We all know what it’s like to have a customer experience.  We want businesses to read our minds, offering us exactly what we want when we want it.
Traditionally, companies have communicated with people using email, flyers or website adverts. While these can be effective tools, with each isolated from the other, engagement can’t be accurately measured.

However, for organisations going digital, it’s possible to combine the multiple channels used to interact with consumers and secure their interest. By collating all the information you have on a customer, you can begin to build their profile, allowing you to predict what they desire and how they prefer to find it.

This allows each customer experience to be personalised throughout – both online and offline – from marketing to in-store purchasing.

For digital businesses, gone are the days of ‘spraying and praying’ email marketing campaigns. Sending emails to a list of recipients without any personal, behavioural information is the equivalent of throwing leaflets in the air and hoping someone catches one.

Organisations need to understand their customers’ habits and preferences and determine when and where to get their attention effectively.

For example, a customer may not have purchased anything from a specific retail website for three months. That business would naturally think that the customer is inactive. However, if the business had implemented an omni-channel customer experience roadmap, it may have seen that the customer had in fact visited the website 20 times without buying anything, as well as entering its physical store twice in the last month alone.

Understanding this behaviour is key to turning these interactions into transactions. Why did the customer visit the website 20 times, but not purchase anything? Perhaps they saw items online and bought them in store. Maybe they couldn’t find the right item either online or offline.

Marrying digital and physical customer experiences would answer these questions and allow the business to create a personalised environment that offers the customer the support they need to make a purchase.

This is the approach Avanade used when working with Coop. The retail organisation realised that customers are more informed, expecting more meaningful engagement across multiple channels and devices.

We worked with Coop to harness disruptive technologies such as predictive simulations, smartphones, touch technology, social retailing, geo-tagging and biometrics to create a personalised experience, where the customer is in control of how and when they engage with the business.

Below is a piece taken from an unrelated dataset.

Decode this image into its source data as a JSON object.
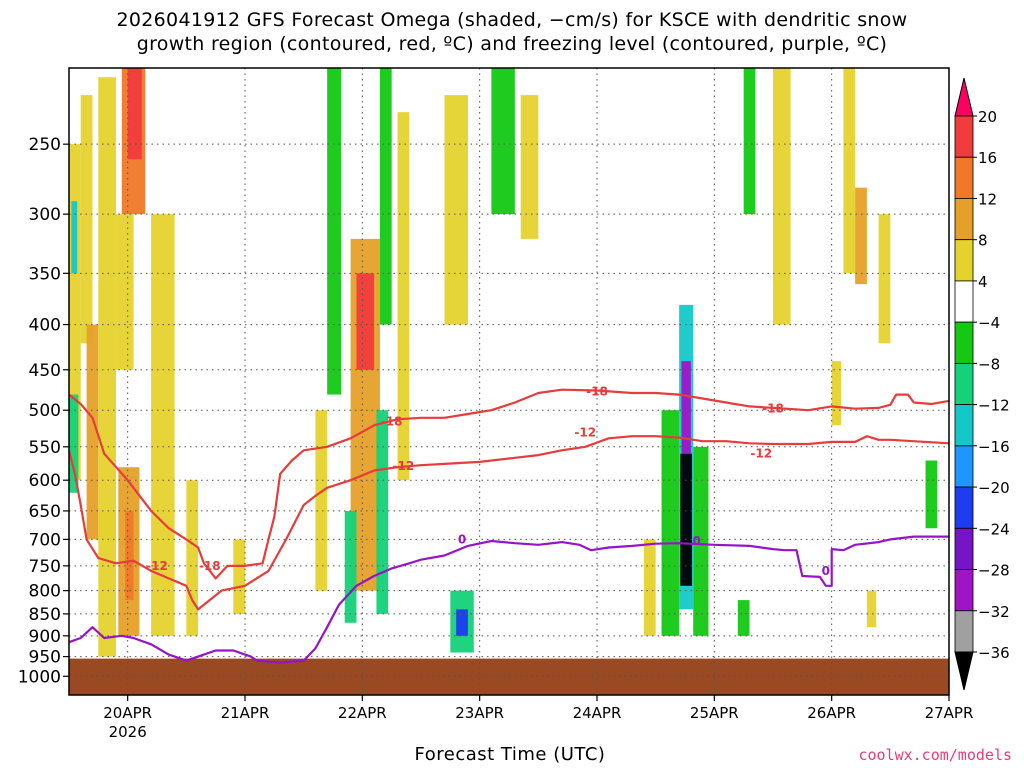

Having the ability to react to customer behaviour means that businesses are more able to tailor each experience. Allowing the customer to engage on their terms creates customer loyalty, increasing revenue and growth.

Jeanne Landau

Customers have come to expect a personalized experience. If you're bombarding them with messaging that isn't relevant they'll quickly tune you out.

August 28, 2015

Peter-Paul Lemmens

Jeanne, that's very true ! That's why it's so important to understand the behavior and context of  your customers and with the data science capabilities that we have today it is possible to do this. But there are still numerous examples of companies who don't capitalize on everything they can use and are allowed to use to personalize the experience.